As some cancer patients turn to medical marijuana to help ease the pain of chemotherapy, many others must make an awful choice between pain and the benefits of treatment.

As many as 20 to 40 percent of chemotherapy patients report pain lasting months to years, with no pharmaceutical drug on the market indicated for treating the issue.

A new study published yesterday in the Journal of the American Medical Association, however, shows that antidepressants presently on the market help to ease pain associated with chemotherapy, meaning doctors may at any time prescribe the drugs "off-label" for the pain.

"Treating painful chemotherapy-induced peripheral neuropathy is critical," said Ellen M. Lavoie Smith, of the University of Michigan, who led the study. "In some cases, physicians must reduce the patient's chemotherapy dose when the pain becomes too severe. This is not just about improving quality of life by decreasing pain but potentially it's helping patients live longer because they can get their full chemotherapy treatment."

Smith said patients sometimes face a "terrible trade-off": To endure the pain or give up potentially life-saving therapy.

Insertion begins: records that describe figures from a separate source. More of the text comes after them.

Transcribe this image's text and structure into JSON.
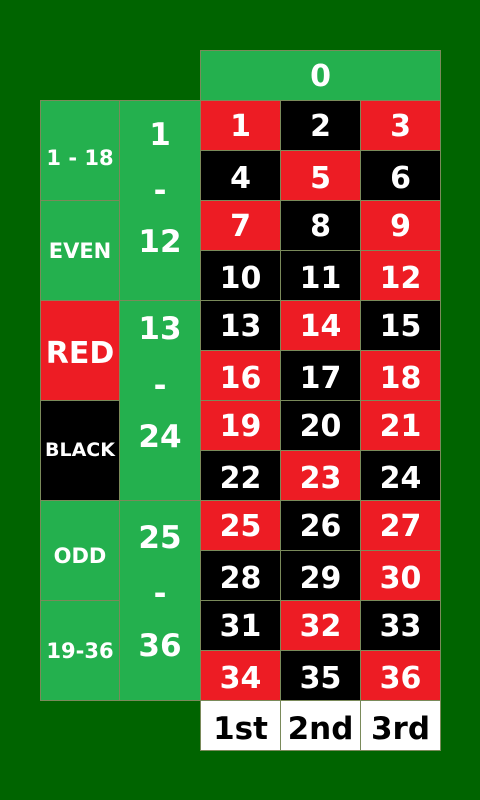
{
  "table": {
    "zero": "0",
    "colors": {
      "felt": "#006400",
      "green": "#24b04e",
      "red": "#ed1c24",
      "black": "#000000",
      "white": "#ffffff"
    },
    "outside_bets": [
      {
        "label": "1 - 18",
        "color": "green"
      },
      {
        "label": "EVEN",
        "color": "green"
      },
      {
        "label": "RED",
        "color": "red"
      },
      {
        "label": "BLACK",
        "color": "black"
      },
      {
        "label": "ODD",
        "color": "green"
      },
      {
        "label": "19-36",
        "color": "green"
      }
    ],
    "dozens": [
      {
        "top": "1",
        "dash": "-",
        "bottom": "12"
      },
      {
        "top": "13",
        "dash": "-",
        "bottom": "24"
      },
      {
        "top": "25",
        "dash": "-",
        "bottom": "36"
      }
    ],
    "numbers": [
      {
        "n": "1",
        "color": "red"
      },
      {
        "n": "2",
        "color": "black"
      },
      {
        "n": "3",
        "color": "red"
      },
      {
        "n": "4",
        "color": "black"
      },
      {
        "n": "5",
        "color": "red"
      },
      {
        "n": "6",
        "color": "black"
      },
      {
        "n": "7",
        "color": "red"
      },
      {
        "n": "8",
        "color": "black"
      },
      {
        "n": "9",
        "color": "red"
      },
      {
        "n": "10",
        "color": "black"
      },
      {
        "n": "11",
        "color": "black"
      },
      {
        "n": "12",
        "color": "red"
      },
      {
        "n": "13",
        "color": "black"
      },
      {
        "n": "14",
        "color": "red"
      },
      {
        "n": "15",
        "color": "black"
      },
      {
        "n": "16",
        "color": "red"
      },
      {
        "n": "17",
        "color": "black"
      },
      {
        "n": "18",
        "color": "red"
      },
      {
        "n": "19",
        "color": "red"
      },
      {
        "n": "20",
        "color": "black"
      },
      {
        "n": "21",
        "color": "red"
      },
      {
        "n": "22",
        "color": "black"
      },
      {
        "n": "23",
        "color": "red"
      },
      {
        "n": "24",
        "color": "black"
      },
      {
        "n": "25",
        "color": "red"
      },
      {
        "n": "26",
        "color": "black"
      },
      {
        "n": "27",
        "color": "red"
      },
      {
        "n": "28",
        "color": "black"
      },
      {
        "n": "29",
        "color": "black"
      },
      {
        "n": "30",
        "color": "red"
      },
      {
        "n": "31",
        "color": "black"
      },
      {
        "n": "32",
        "color": "red"
      },
      {
        "n": "33",
        "color": "black"
      },
      {
        "n": "34",
        "color": "red"
      },
      {
        "n": "35",
        "color": "black"
      },
      {
        "n": "36",
        "color": "red"
      }
    ],
    "columns": [
      "1st",
      "2nd",
      "3rd"
    ]
  }
}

In the study, investigators found that duloxetine eased pain over five weeks compared to placebo, after reporting no easement of pain from paclitaxel or oxaliplatin.

The antidepressant drug is used to treat depression and generalized anxiety disorder but is also used by prescribers to treat pain and tingling in patients with diabetic neuropathy, in addition to muscle and bone pain associated with osteoporosis. The recent findings bolster evidence from several phase-3 studies showing dual reuptake inhibitors to be effective in treating neuropathetic pain.

Investigators said that patients taking the antidepressant reported not only easement of pain but a better quality of life overall, perhaps relating to other indications for the drug.